In this market too, women, often considered as the second sex, are perceived as a tradeable commodity. The market even goes a step further by categorising and grading women's data according to their social identities and physical features. In Uttar Pradesh, the price of a women’s phone number differed according to their ‘beauty’. The demand for women’s data and the value placed on it is not homogenous and varies according to a buyer’s requirements. For example, there is a special demand for data of women of a specific religion, highlighting the communalism and misogyny in the market. The infamous Bulli Bai and Sulli Deals were purposively done to humiliate a particular community based on religion. Whereas in the case of Zivame, the intention was to instigate animosity between religions. No matter which community wins these battles, the women are certainly losing the war.

Despite continuous claims by the government and private players that our personal information is safe, we continuously experience data being hacked, sold, leaked or made public. For instance, on October 9, 2023, a hacker in the dark web agreed to sell the names, addresses, phone numbers, Aadhaar and passport details of 81.5 crore Indians for Rs. 6.5 million, according to the US cybersecurity agency, Resecurity. Anonymity of both the buyers and the sellers have given extensive power to anyone with money and resources. Data leaks have become a new reality of our society and in the interconnected world, no information is truly private. But the fact that women’s data is being monetised for the purpose of harassment is a replication of the patriarchal mindset of our society in the world of digits. The biases of the offline world are getting replicated in the online world. Seema often wonders how the man who ‘managed’ to get her number feels entitled to disrupt her privacy.

This feeling of entitlement comes from the idea that social position and superior gender gives one the right to command the life of another.
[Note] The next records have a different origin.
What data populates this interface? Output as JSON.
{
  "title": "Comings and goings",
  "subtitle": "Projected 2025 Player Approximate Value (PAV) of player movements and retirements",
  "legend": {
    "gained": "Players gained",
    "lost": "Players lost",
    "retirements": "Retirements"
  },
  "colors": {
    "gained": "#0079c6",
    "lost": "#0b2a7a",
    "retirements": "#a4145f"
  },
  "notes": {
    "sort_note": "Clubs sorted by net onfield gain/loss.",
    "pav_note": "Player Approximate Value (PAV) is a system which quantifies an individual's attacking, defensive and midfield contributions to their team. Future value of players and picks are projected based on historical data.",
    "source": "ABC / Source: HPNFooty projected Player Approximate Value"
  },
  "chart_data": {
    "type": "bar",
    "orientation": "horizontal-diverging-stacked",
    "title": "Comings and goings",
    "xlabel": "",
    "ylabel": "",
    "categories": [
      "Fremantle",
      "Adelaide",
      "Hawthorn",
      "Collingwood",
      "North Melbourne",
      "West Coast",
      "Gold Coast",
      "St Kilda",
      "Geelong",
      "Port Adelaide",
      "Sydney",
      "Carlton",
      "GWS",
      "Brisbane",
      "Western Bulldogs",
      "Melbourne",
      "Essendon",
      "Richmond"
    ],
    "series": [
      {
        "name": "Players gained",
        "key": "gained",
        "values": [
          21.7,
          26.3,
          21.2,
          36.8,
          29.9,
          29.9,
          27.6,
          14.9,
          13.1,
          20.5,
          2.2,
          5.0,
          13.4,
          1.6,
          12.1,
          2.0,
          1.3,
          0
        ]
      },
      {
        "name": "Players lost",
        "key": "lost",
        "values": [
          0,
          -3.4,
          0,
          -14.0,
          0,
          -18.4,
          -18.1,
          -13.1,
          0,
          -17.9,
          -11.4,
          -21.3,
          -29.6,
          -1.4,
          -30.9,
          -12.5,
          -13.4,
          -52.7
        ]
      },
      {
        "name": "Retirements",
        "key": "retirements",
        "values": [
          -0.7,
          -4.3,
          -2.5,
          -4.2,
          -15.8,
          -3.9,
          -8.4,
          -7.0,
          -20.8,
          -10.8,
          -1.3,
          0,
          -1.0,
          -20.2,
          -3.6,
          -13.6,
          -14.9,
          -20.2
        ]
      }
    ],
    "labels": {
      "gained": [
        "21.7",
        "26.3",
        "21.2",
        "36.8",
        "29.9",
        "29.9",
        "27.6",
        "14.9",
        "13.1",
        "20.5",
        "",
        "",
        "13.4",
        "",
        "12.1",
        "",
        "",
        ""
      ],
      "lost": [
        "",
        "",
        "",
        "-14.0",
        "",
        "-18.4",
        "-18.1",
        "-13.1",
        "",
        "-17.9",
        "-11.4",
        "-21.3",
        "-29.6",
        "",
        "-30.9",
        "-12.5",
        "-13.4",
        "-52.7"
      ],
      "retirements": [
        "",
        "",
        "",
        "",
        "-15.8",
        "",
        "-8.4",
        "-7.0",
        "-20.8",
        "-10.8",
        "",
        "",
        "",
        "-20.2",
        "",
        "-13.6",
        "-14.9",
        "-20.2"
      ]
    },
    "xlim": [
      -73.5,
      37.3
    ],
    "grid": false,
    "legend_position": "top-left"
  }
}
Culturally, due to lack of inter-gender socialisation, there is a mystique associated with the opposite sex which comes out in a wrong and misinformed way. The media’s representation of love through stalking is one of the major promoters of harassment of women. When movies repeatedly promote stalker-turned-lover stories, the concept of consent goes down the drain. How can Seema fight harassment after Section 66A of the IT Act was declared unconstitutional by the Supreme Court in 2015?
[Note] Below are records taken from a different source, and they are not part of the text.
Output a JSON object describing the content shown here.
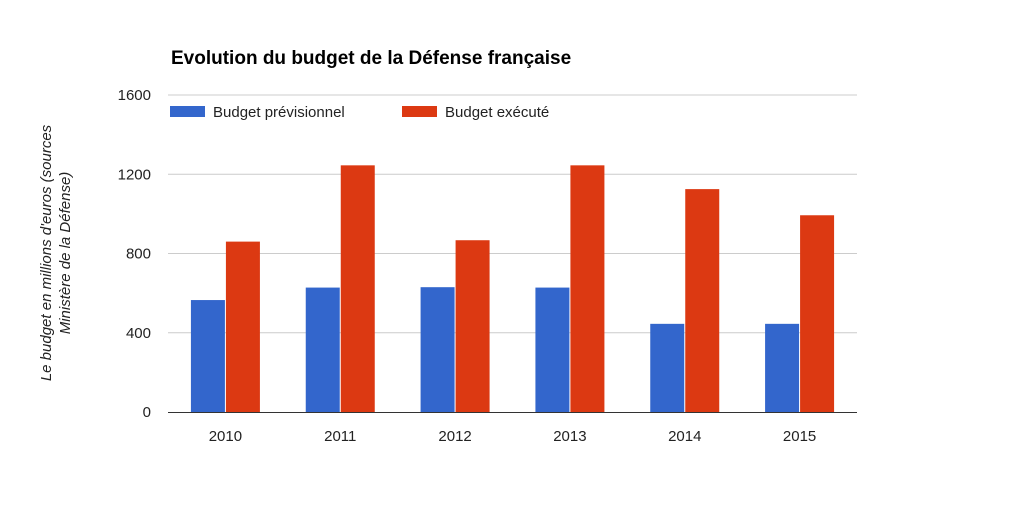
{
  "chart_data": {
    "type": "bar",
    "title": "Evolution du budget de la Défense française",
    "xlabel": "",
    "ylabel_lines": [
      "Le budget en millions d'euros (sources",
      "Ministère de la Défense)"
    ],
    "categories": [
      "2010",
      "2011",
      "2012",
      "2013",
      "2014",
      "2015"
    ],
    "series": [
      {
        "name": "Budget prévisionnel",
        "color": "#3366cc",
        "values": [
          565,
          628,
          630,
          628,
          445,
          445
        ]
      },
      {
        "name": "Budget exécuté",
        "color": "#dc3912",
        "values": [
          860,
          1245,
          867,
          1245,
          1125,
          993
        ]
      }
    ],
    "ylim": [
      0,
      1600
    ],
    "yticks": [
      0,
      400,
      800,
      1200,
      1600
    ],
    "grid": true,
    "legend_position": "top-left"
  }
}
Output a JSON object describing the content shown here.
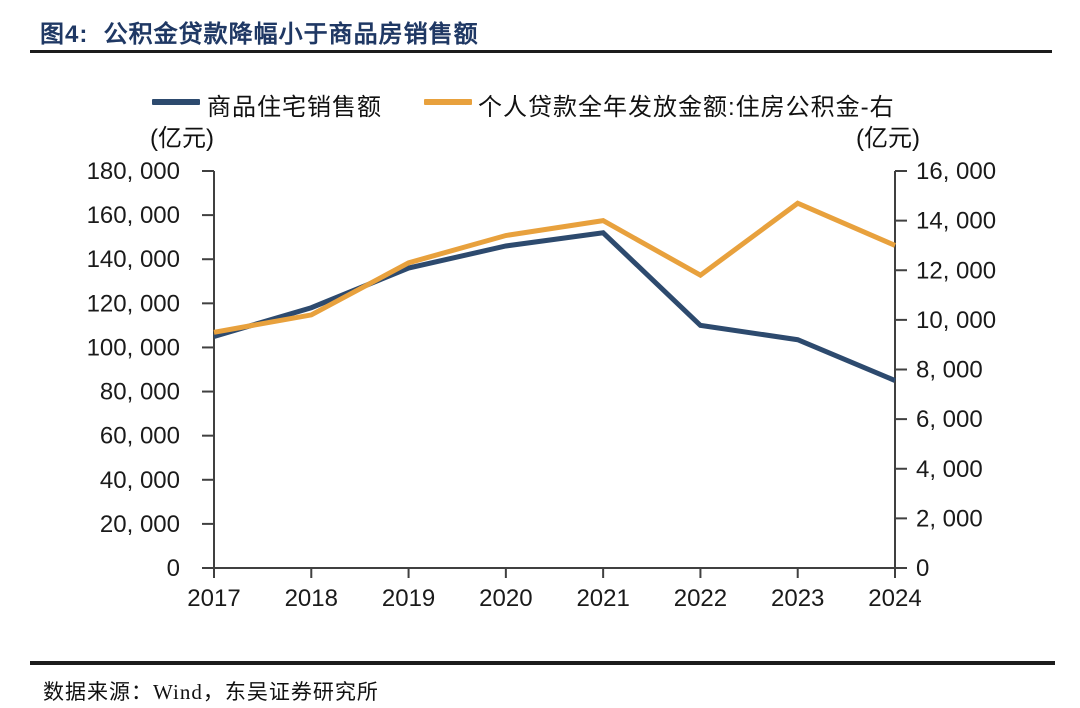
{
  "figure": {
    "title": "图4:  公积金贷款降幅小于商品房销售额",
    "source": "数据来源：Wind，东吴证券研究所"
  },
  "chart_data": {
    "type": "line",
    "x": [
      "2017",
      "2018",
      "2019",
      "2020",
      "2021",
      "2022",
      "2023",
      "2024"
    ],
    "series": [
      {
        "name": "商品住宅销售额",
        "axis": "left",
        "color": "#2d4a6e",
        "values": [
          105000,
          118000,
          136000,
          146000,
          152000,
          110000,
          103500,
          85000
        ]
      },
      {
        "name": "个人贷款全年发放金额:住房公积金-右",
        "axis": "right",
        "color": "#e8a13d",
        "values": [
          9500,
          10200,
          12300,
          13400,
          14000,
          11800,
          14700,
          13000
        ]
      }
    ],
    "left_axis": {
      "unit": "(亿元)",
      "min": 0,
      "max": 180000,
      "step": 20000
    },
    "right_axis": {
      "unit": "(亿元)",
      "min": 0,
      "max": 16000,
      "step": 2000
    },
    "legend_position": "top",
    "grid": false
  },
  "colors": {
    "title": "#1f3864",
    "axis": "#404040",
    "tick_text": "#1a1a1a",
    "rule": "#1c1c1c"
  }
}
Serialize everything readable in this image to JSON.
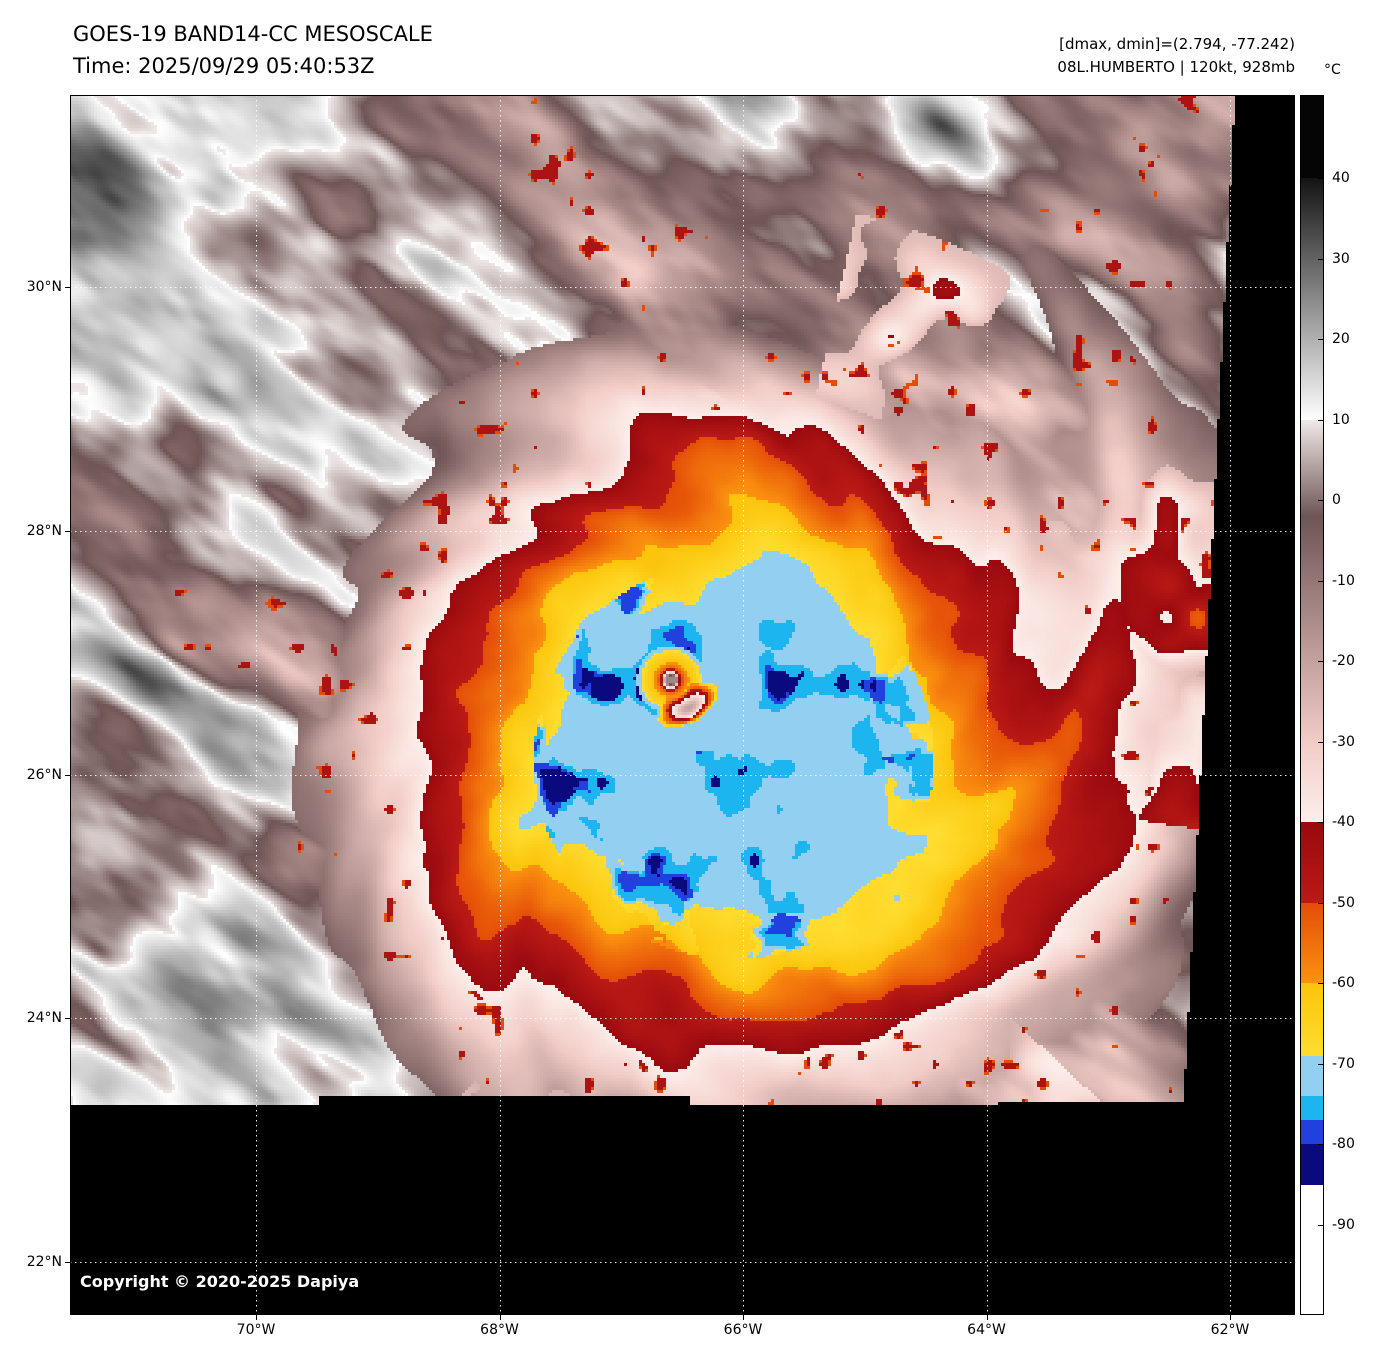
{
  "header": {
    "title": "GOES-19 BAND14-CC MESOSCALE",
    "time": "Time: 2025/09/29 05:40:53Z",
    "dmax_dmin": "[dmax, dmin]=(2.794, -77.242)",
    "storm_info": "08L.HUMBERTO | 120kt, 928mb"
  },
  "colorbar": {
    "unit": "°C",
    "tick_values": [
      40,
      30,
      20,
      10,
      0,
      -10,
      -20,
      -30,
      -40,
      -50,
      -60,
      -70,
      -80,
      -90
    ],
    "segments": [
      {
        "from": 60,
        "to": 40,
        "c1": "#050505",
        "c2": "#050505"
      },
      {
        "from": 40,
        "to": 10,
        "c1": "#141414",
        "c2": "#ffffff"
      },
      {
        "from": 10,
        "to": -2,
        "c1": "#efe9e7",
        "c2": "#6f5555"
      },
      {
        "from": -2,
        "to": -30,
        "c1": "#6f5555",
        "c2": "#f2ccc7"
      },
      {
        "from": -30,
        "to": -40,
        "c1": "#f2ccc7",
        "c2": "#fdeeea"
      },
      {
        "from": -40,
        "to": -50,
        "c1": "#99090f",
        "c2": "#bb1a15"
      },
      {
        "from": -50,
        "to": -60,
        "c1": "#e44d08",
        "c2": "#fb920f"
      },
      {
        "from": -60,
        "to": -69,
        "c1": "#fbc40b",
        "c2": "#ffdd30"
      },
      {
        "from": -69,
        "to": -74,
        "c1": "#92cff1",
        "c2": "#92cff1"
      },
      {
        "from": -74,
        "to": -77,
        "c1": "#1db5ef",
        "c2": "#1db5ef"
      },
      {
        "from": -77,
        "to": -80,
        "c1": "#2140dd",
        "c2": "#2140dd"
      },
      {
        "from": -80,
        "to": -85,
        "c1": "#0a0a7e",
        "c2": "#0a0a7e"
      },
      {
        "from": -85,
        "to": -102,
        "c1": "#ffffff",
        "c2": "#ffffff"
      }
    ]
  },
  "map": {
    "lat_gridlines": [
      {
        "label": "30°N",
        "deg": 30
      },
      {
        "label": "28°N",
        "deg": 28
      },
      {
        "label": "26°N",
        "deg": 26
      },
      {
        "label": "24°N",
        "deg": 24
      },
      {
        "label": "22°N",
        "deg": 22
      }
    ],
    "lon_gridlines": [
      {
        "label": "70°W",
        "deg": 70
      },
      {
        "label": "68°W",
        "deg": 68
      },
      {
        "label": "66°W",
        "deg": 66
      },
      {
        "label": "64°W",
        "deg": 64
      },
      {
        "label": "62°W",
        "deg": 62
      }
    ],
    "copyright": "Copyright © 2020-2025 Dapiya"
  }
}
She should file an FIR against the unknown harasser specifying all information she knows about the person. The perpetrator could be punished under Section 354A, Section 354D, Section 506, Section 507 and Section 509 of the Indian Penal Code. As far as data protection is concerned, with the Digital Personal Data Protection Act 2023 in force, the data fiduciaries (apps, banks, etc.) are held accountable for protecting the data of individuals. This legal safeguard would serve as a significant protection against potential victims.

Even today, despite various provisions, women are not taking legal action against their harassers. Our society has a major role to play in this. Not only do they blame the victim for their misfortune, but they also scrutinise unrelated actions of the victims that might have led to their harassment. The blame intensifies for women who deviate, even a bit, from social norms. The women, thereby, know that if they inform families about the harassment, they might lose their mobile phones - a privilege for most. This loss would hinder them further as they will lose their independence, even if they manage to get rid of the harassers in the process. This leaves most women without much agency in the predicament, in which they navigate between tolerating harassment and gaining access to the wider world. Let’s provide our women with equal access to the digital world and safety from harassment that might impede their exploration the world. They deserve to see and experience the world through their own eyes, and it is our duty as a society to help them in this.